Understanding the concept of shell theorems

This problem is based on the two shell theories of electrostatics. That is given as:

a) First shell theorem states that the charged particle outside a shell with charge uniformly distributed on its surface is attracted or repelled as if the shell’s charge were concentrated as a particle at its center.

b) Second shell theorem states that charged particle inside a shell with charge uniformly distributed on its surface has no net force acting on it due to the shell.

Now using Newton's second law of motion, we can get the required acceleration value that is applied to the body due to the electrostatic force.

Formulae:

The force according to Newton’s second law of motion,$F=ma$ (i)

The electrostatic force due to the two charges in the system, $F=\frac{k{q}_1{q}_2}{r^2}$(ii)

The surface charge density of a sphere, $\sigma =\frac{Q}{4\pi r^2}$ (iii)

a) Calculation of the magnitude of the electron acceleration at r=0.5R.

Here, the radial distance is less than the radius of shell$(r=0.5R<R)$.

Thus, according to second shell theorem of electro statistics, a charged particle inside a shell with charge uniformly distributed on its surface has no net force acting on it. Thus,

the net electrostatic force on the charge is zero. So, using equation (i), we can say that the acceleration value with seize to zero value inside the shell.

Hence, the magnitude of the electron acceleration is zero.

b) Calculation of the magnitude of the electron acceleration at r=2.0R.

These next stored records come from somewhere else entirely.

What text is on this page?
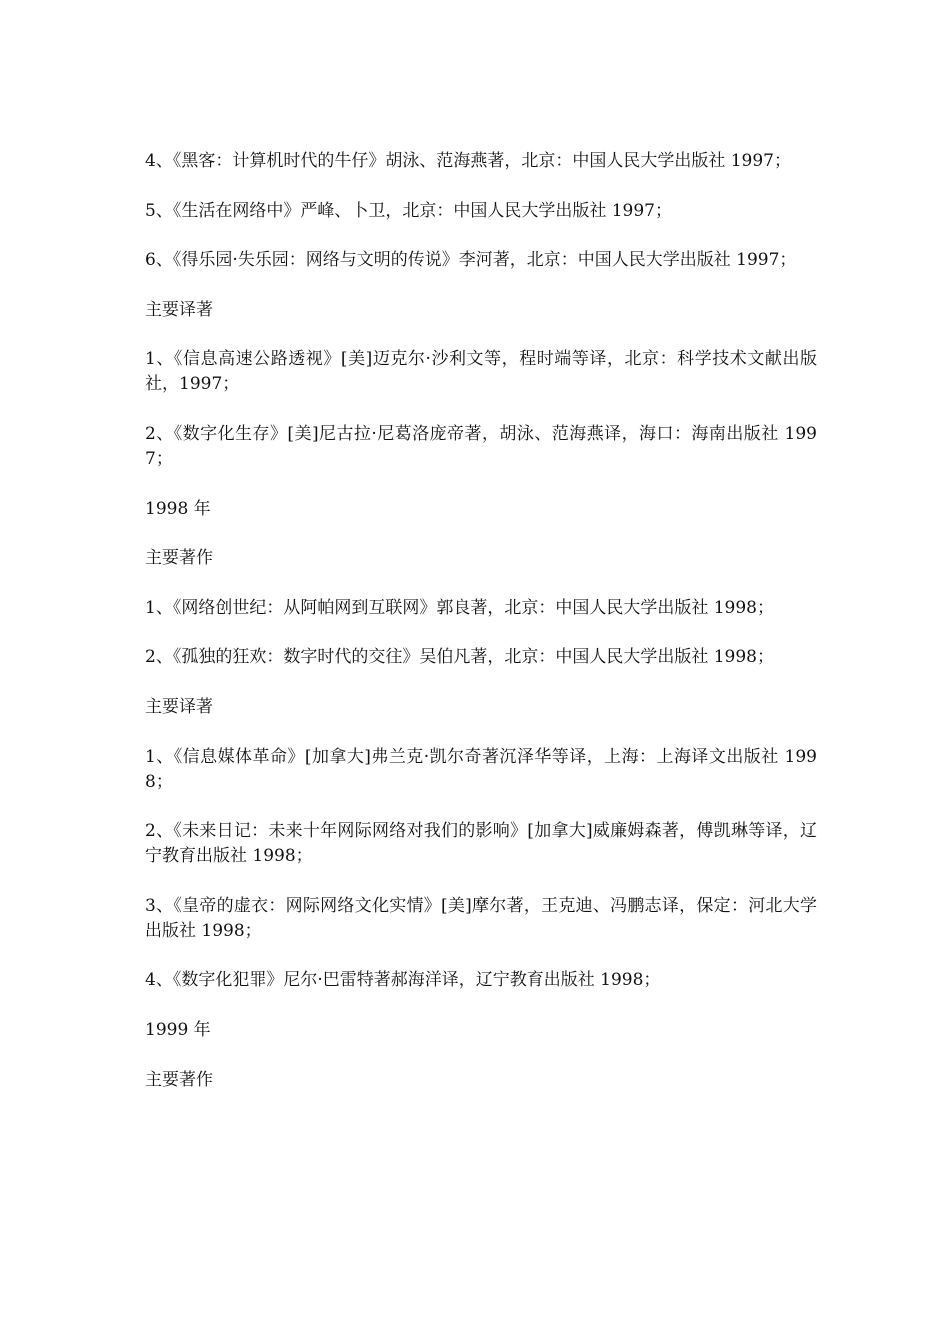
4、《黑客：计算机时代的牛仔》胡泳、范海燕著，北京：中国人民大学出版社 1997；

5、《生活在网络中》严峰、卜卫，北京：中国人民大学出版社 1997；

6、《得乐园·失乐园：网络与文明的传说》李河著，北京：中国人民大学出版社 1997；

主要译著

1、《信息高速公路透视》[美]迈克尔·沙利文等，程时端等译，北京：科学技术文献出版社，1997；

2、《数字化生存》[美]尼古拉·尼葛洛庞帝著，胡泳、范海燕译，海口：海南出版社 1997；

1998 年

主要著作

1、《网络创世纪：从阿帕网到互联网》郭良著，北京：中国人民大学出版社 1998；

2、《孤独的狂欢：数字时代的交往》吴伯凡著，北京：中国人民大学出版社 1998；

主要译著

1、《信息媒体革命》[加拿大]弗兰克·凯尔奇著沉泽华等译，上海：上海译文出版社 1998；

2、《未来日记：未来十年网际网络对我们的影响》[加拿大]威廉姆森著，傅凯琳等译，辽宁教育出版社 1998；

3、《皇帝的虚衣：网际网络文化实情》[美]摩尔著，王克迪、冯鹏志译，保定：河北大学出版社 1998；

4、《数字化犯罪》尼尔·巴雷特著郝海洋译，辽宁教育出版社 1998；

1999 年

主要著作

As the radial distance of the electron larger than the radius of shell,$(r=2.0R>R)$thus, using the concept of first shell theorem and using the given data and equation (iii) in equation (ii), the magnitude of the electrostatic force can be calculated as follows:

$\begin{array}{c}\left|F\right|=\frac{k\left(4\pi R^2\sigma \right)\left|e\right|}{{\left(2R\right)}^2}(\because q_1=4\pi R^2\sigma ,q_2=e)\\ =k\pi \sigma \left|e\right|\end{array}$

For the given values, the above equation becomes,

$\begin{array}{c}\left|F\right|=(9\times {10}^9{\text{\hspace{0.17em}N.m}}^2{\text{/C}}^2)\pi (6.90\times {10}^{-13}{\text{\hspace{0.17em}C/m}}^2)(1.6\times {10}^{-19}\text{\hspace{0.17em}C})\\ =3.12\times {10}^{-21}\text{\hspace{0.17em}N}\end{array}$

Now, the value of the acceleration of the electron can be given using the above data in equation (i) as follows:

$\begin{array}{c}\left|a_e\right|=\frac{\left|F\right|}{m_e}\\ =\frac{3.12\times {10}^{-21}\text{\hspace{0.17em}N}}{9.1\times {10}^{-31}\text{\hspace{0.17em}kg}}\\ =3.43\times {10}^9{\text{\hspace{0.17em}m/s}}^2\end{array}$

Hence, the value of the acceleration is $3.43\times {10}^9{\text{\hspace{0.17em}m/s}}^2$.